Infectious Diseases University Research Center, Rabin Medical Center, Beilinson Hospital, Petah Tikva, Israel.
Sackler Faculty of Medicine, Tel Aviv University, Tel Aviv, Israel.
Eur J Clin Microbiol Infect Dis. 2018 Mar;37(3):455-462. doi: 10.1007/s10096-018-3190-1. Epub 2018 Jan 20.
The objective of this study was to explore whether the percentage of inappropriate empirical antibiotic treatment in patients with bacteremia changed over time and to understand the factors that brought on the change. Three prospective cohorts of patients with bacteremia in three different periods (January 1st, 1988 to December 31st, 1989; May 1st, 2004 to November 30, 2004; May 1st, 2010 to April 30, 2011) were compared. Analysis was performed on a total of 811 patients. In 2010-2011, 55.9% (76/136) of patients with bacteremia received inappropriate empirical treatment, compared with 34.5% (170/493) and 33.5% (55/164) in the first and second periods, respectively, in a significant upward trend (p = 0.001). Resistance to antibiotics increased significantly during the study period. The following variables were included in the multivariate analysis assessing risk factors for inappropriate empirical treatment: study period (third period) [odds ratio, OR = 2.766 (95% confidence interval, CI, 1.655-4.625)], gender (male) [OR = 1.511 (1.014-2.253)], pathogen carrying extended-spectrum beta-lactamases [OR = 10.426 (4.688-23.187)], multidrug-resistant Acinetobacter baumannii [OR = 5.428 (2.181-13.513)], and skin/soft infections [OR = 3.23 (1.148-9.084)]. A model excluding microbiological data included: gender (male) [OR = 1.648 (1.216-2.234)], study period (third period) [OR = 2.446 (1.653-3.620)], hospital-acquired infection [OR = 1.551 (1.060-2.270)], previous use of antibiotics [OR = 1.815 (1.247-2.642)], bedridden patient [OR = 2.019 (1.114-3.658)], and diabetes mellitus [OR = 1.620 (1.154-2.274)]. We have observed a worrisome increase in the rate of inappropriate empirical treatment of bacteremia.
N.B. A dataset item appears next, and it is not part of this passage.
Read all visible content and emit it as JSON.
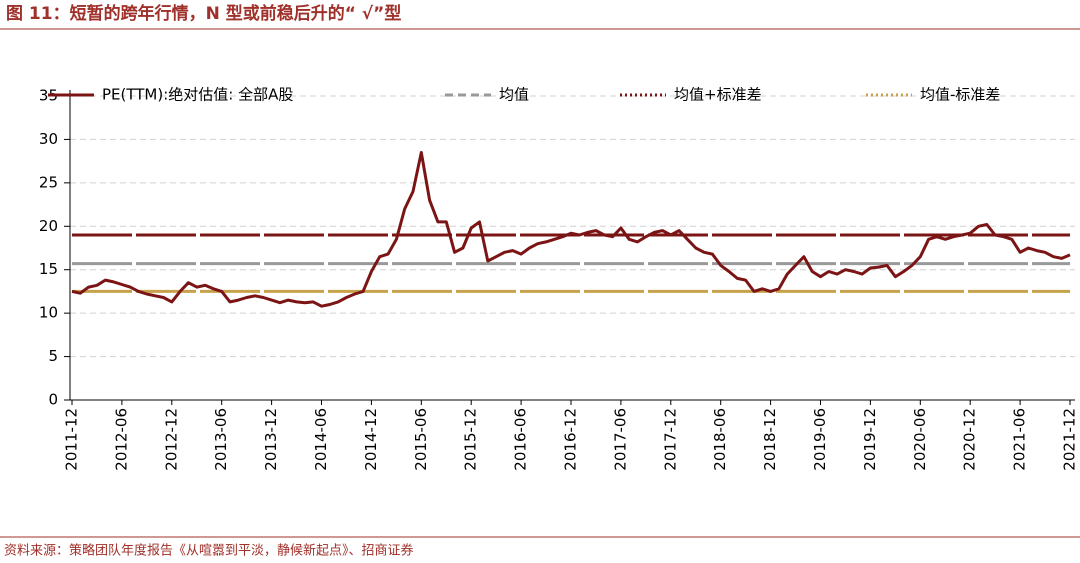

We need tools that will allow us better prediction of the pathogen and its susceptibilities during the first hours of managing a patient suspected of a severe bacterial infection.
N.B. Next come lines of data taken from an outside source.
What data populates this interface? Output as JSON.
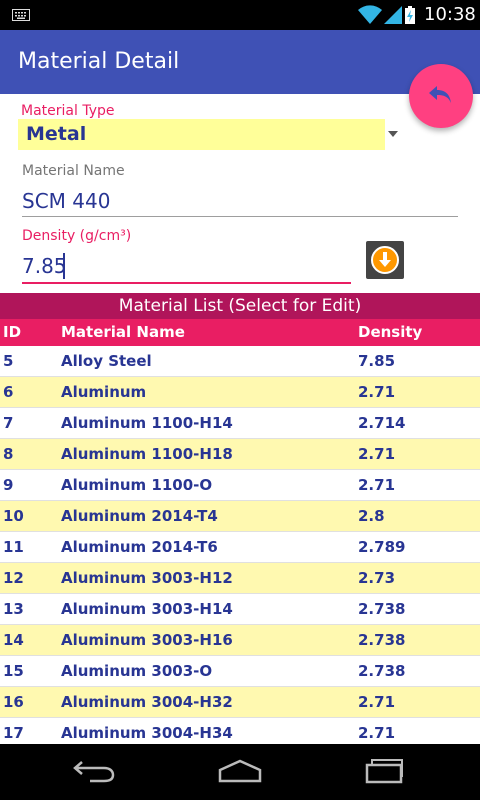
{
  "status_bar": {
    "time": "10:38",
    "icons": [
      "keyboard-icon",
      "wifi-icon",
      "signal-icon",
      "battery-charging-icon"
    ]
  },
  "app_bar": {
    "title": "Material Detail"
  },
  "fab": {
    "icon": "undo-arrow-icon",
    "color": "#ff4081"
  },
  "form": {
    "material_type_label": "Material Type",
    "material_type_value": "Metal",
    "material_name_label": "Material Name",
    "material_name_value": "SCM 440",
    "density_label": "Density (g/cm³)",
    "density_value": "7.85",
    "download_icon": "arrow-down-circle-icon"
  },
  "list": {
    "title": "Material List (Select for Edit)",
    "columns": {
      "id": "ID",
      "name": "Material Name",
      "density": "Density"
    },
    "rows": [
      {
        "id": "5",
        "name": "Alloy Steel",
        "density": "7.85"
      },
      {
        "id": "6",
        "name": "Aluminum",
        "density": "2.71"
      },
      {
        "id": "7",
        "name": "Aluminum 1100-H14",
        "density": "2.714"
      },
      {
        "id": "8",
        "name": "Aluminum 1100-H18",
        "density": "2.71"
      },
      {
        "id": "9",
        "name": "Aluminum 1100-O",
        "density": "2.71"
      },
      {
        "id": "10",
        "name": "Aluminum 2014-T4",
        "density": "2.8"
      },
      {
        "id": "11",
        "name": "Aluminum 2014-T6",
        "density": "2.789"
      },
      {
        "id": "12",
        "name": "Aluminum 3003-H12",
        "density": "2.73"
      },
      {
        "id": "13",
        "name": "Aluminum 3003-H14",
        "density": "2.738"
      },
      {
        "id": "14",
        "name": "Aluminum 3003-H16",
        "density": "2.738"
      },
      {
        "id": "15",
        "name": "Aluminum 3003-O",
        "density": "2.738"
      },
      {
        "id": "16",
        "name": "Aluminum 3004-H32",
        "density": "2.71"
      },
      {
        "id": "17",
        "name": "Aluminum 3004-H34",
        "density": "2.71"
      }
    ]
  },
  "nav_bar": {
    "icons": [
      "back-icon",
      "home-icon",
      "recents-icon"
    ]
  },
  "colors": {
    "primary": "#3f51b5",
    "accent": "#e91e63",
    "list_title_bg": "#b0155a",
    "row_highlight": "#fff9b0",
    "text_dark_blue": "#283593"
  }
}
本研究旨在探讨血培养中经验性抗生素治疗不合理的比例是否随时间发生变化,并了解导致这种变化的因素。比较了三个不同时期(1988 年 1 月 1 日至 1989 年 12 月 31 日;2004 年 5 月 1 日至 2004 年 11 月 30 日;2010 年 5 月 1 日至 2011 年 4 月 30 日)的三组血培养患者的前瞻性队列。共分析了 811 名患者。2010-2011 年,55.9%(76/136)的血培养患者接受了不合理的经验性治疗,而第一和第二期分别为 34.5%(170/493)和 33.5%(55/164),呈明显上升趋势(p=0.001)。研究期间抗生素耐药性显著增加。多变量分析评估了经验性治疗不合理的危险因素,包括:研究期间(第三期)[比值比(OR)=2.766(95%置信区间,CI,1.655-4.625)]、性别(男性)[OR=1.511(1.014-2.253)]、携带扩展β-内酰胺酶的病原体[OR=10.426(4.688-23.187)]、多重耐药鲍曼不动杆菌[OR=5.428(2.181-13.513)]和皮肤/软组织感染[OR=3.23(1.148-9.084)]。排除微生物学数据的模型包括:性别(男性)[OR=1.648(1.216-2.234)]、研究期间(第三期)[OR=2.446(1.653-3.620)]、医院获得性感染[OR=1.551(1.060-2.270)]、既往使用抗生素[OR=1.815(1.247-2.642)]、卧床患者[OR=2.019(1.114-3.658)]和糖尿病[OR=1.620(1.154-2.274)]。我们观察到血培养中经验性抗生素治疗不合理的比例令人担忧地增加。我们需要能够在管理疑似严重细菌感染患者的最初几小时内更好地预测病原体及其敏感性的工具。